Abby Bangser: I’m all over. I’m on all the socials, so LinkedIn, Blue Sky, Twitter, Macedon, and I mentioned the CNCS Slack. If you’re in there, that’s a really great place to get ahold of me and have a bit of a chat about your experiences with platform engineering because I’d love to hear them.
Mandi Walls: Awesome. And we want to hear from folks out there too. If you’re interested in this, give us a shout. Yeah, this has been great. I’ve learned a lot. I hope our audience has learned a bunch as well. It’s been great having you on. Thanks for coming to the show.
Abby Bangser: Thanks for having me.
Mandi Walls: Awesome. For everyone else out there, we’ll wish you an uneventful day. We’ll be back again in a couple of weeks. That does it for another installment of Page It to the Limit. We’d like to thank our sponsor, PagerDuty, for making this podcast possible. Remember to subscribe to this podcast if you like what you’ve heard. You can find our show notes at pageittothelimit.com and you can reach us on Twitter @Pageittothelimit using the number two. Thank you so much for joining us and remember, uneventful days are beautiful days.

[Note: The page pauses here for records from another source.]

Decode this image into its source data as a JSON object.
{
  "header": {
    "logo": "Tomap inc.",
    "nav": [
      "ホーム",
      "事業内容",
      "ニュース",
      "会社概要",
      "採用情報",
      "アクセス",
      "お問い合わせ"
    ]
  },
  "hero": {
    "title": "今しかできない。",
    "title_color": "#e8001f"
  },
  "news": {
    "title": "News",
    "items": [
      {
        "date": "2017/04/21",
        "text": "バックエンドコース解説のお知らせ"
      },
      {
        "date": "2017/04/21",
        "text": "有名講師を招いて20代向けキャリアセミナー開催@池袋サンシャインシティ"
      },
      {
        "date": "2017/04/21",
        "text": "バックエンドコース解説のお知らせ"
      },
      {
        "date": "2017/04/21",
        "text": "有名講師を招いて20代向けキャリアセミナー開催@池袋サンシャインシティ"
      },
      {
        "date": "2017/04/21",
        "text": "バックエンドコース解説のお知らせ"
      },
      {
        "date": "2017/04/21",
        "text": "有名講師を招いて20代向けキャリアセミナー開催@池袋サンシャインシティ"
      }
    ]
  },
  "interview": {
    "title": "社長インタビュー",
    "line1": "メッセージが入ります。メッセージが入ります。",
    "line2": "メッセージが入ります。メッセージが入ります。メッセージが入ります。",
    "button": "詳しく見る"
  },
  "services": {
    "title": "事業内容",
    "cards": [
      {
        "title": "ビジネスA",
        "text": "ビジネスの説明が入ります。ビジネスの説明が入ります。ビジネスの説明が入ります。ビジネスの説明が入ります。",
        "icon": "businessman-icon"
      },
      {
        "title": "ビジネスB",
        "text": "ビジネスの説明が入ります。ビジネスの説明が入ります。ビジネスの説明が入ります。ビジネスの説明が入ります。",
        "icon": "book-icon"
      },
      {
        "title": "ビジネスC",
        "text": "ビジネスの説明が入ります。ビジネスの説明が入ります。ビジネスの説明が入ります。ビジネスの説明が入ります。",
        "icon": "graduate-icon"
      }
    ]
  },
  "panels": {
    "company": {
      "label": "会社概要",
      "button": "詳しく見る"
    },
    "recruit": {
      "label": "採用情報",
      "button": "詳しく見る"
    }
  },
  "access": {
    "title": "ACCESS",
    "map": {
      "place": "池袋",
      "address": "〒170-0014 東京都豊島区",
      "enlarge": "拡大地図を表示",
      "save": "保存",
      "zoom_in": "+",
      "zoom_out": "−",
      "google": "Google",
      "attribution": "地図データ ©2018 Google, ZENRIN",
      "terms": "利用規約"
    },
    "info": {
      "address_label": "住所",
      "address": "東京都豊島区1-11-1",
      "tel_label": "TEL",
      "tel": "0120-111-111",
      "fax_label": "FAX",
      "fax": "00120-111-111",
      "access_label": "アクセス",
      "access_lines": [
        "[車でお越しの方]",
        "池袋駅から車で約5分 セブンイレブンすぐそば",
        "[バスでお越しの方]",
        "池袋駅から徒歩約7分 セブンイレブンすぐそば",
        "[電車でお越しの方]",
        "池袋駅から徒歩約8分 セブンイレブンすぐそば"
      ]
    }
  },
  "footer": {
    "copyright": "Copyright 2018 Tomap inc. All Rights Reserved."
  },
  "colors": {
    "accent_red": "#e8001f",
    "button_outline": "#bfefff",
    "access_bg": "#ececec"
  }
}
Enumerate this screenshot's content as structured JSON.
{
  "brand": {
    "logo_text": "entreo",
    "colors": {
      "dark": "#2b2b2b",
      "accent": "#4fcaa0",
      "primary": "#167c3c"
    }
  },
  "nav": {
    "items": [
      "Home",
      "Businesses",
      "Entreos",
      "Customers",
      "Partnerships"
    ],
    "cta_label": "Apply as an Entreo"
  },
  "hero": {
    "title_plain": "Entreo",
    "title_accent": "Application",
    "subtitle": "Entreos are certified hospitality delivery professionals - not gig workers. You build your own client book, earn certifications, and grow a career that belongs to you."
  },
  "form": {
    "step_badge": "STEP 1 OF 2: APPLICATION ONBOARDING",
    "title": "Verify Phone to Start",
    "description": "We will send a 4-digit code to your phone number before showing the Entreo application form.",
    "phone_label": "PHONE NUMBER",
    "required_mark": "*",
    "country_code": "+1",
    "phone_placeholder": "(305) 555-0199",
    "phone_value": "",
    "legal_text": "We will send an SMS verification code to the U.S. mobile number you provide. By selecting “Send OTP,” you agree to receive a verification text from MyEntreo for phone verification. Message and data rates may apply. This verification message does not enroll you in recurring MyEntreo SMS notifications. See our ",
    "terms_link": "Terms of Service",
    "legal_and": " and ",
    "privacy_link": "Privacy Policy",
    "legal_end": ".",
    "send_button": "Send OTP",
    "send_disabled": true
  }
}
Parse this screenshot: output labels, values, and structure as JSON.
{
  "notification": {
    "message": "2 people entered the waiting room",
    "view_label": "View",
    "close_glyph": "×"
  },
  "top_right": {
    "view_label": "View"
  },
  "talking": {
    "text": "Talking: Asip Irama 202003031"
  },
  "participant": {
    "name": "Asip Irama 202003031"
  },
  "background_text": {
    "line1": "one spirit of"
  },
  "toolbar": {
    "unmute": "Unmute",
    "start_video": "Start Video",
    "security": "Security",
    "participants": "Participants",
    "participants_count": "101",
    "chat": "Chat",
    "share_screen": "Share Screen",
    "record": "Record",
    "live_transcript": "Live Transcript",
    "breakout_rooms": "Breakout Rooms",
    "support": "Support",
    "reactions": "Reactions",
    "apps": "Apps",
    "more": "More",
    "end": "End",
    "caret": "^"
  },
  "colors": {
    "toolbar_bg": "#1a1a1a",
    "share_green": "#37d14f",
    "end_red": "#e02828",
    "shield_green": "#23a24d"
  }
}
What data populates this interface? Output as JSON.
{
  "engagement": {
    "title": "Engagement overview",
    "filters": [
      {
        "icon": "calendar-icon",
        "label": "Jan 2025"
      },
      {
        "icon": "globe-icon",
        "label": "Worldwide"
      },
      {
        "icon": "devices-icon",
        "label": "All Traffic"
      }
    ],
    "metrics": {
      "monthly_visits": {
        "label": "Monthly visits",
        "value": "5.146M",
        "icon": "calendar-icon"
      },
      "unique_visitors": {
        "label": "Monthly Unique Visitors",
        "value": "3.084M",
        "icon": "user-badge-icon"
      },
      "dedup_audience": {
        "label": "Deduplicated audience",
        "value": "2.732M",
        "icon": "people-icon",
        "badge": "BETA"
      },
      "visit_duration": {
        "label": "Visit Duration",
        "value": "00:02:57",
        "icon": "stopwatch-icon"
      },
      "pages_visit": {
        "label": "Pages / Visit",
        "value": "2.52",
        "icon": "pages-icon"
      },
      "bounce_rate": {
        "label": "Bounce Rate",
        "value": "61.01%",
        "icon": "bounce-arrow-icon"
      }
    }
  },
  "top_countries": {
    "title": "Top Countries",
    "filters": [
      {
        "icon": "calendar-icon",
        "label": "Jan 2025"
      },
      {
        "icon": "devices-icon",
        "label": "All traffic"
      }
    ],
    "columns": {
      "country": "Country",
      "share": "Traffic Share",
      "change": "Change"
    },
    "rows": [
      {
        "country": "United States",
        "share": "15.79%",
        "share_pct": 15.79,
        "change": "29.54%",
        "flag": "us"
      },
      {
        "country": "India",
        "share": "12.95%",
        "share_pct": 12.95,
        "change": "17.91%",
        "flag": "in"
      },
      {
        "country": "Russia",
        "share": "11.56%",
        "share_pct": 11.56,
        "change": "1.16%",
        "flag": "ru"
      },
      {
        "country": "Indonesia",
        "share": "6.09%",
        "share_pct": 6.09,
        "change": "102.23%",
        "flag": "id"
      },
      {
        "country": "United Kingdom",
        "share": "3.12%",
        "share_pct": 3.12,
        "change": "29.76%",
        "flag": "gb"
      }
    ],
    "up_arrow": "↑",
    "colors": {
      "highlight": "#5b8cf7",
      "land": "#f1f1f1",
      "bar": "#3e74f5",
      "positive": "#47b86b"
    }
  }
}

Abby is a Principal Engineer at Syntasso delivering Kratix, an open-source cloud-native framework for building internal platforms on Kubernetes. Her keen interest in supporting internal development comes from over a decade of experience in consulting and product delivery roles across platform, site reliability, and quality engineering.
Abby is an international keynote speaker, Team Topologies Advocate, and co-host of the #CoffeeOps London meetup. Outside of work, Abby spoils her pup Zino and enjoys playing team sports.
Mandi Walls is a DevOps Advocate at PagerDuty. For PagerDuty, she helps organizations along their IT Modernization journey. Prior to PagerDuty, she worked at Chef Software and AOL. She is an international speaker on DevOps topics and the author of the whitepaper “Building A DevOps Culture”, published by O’Reilly.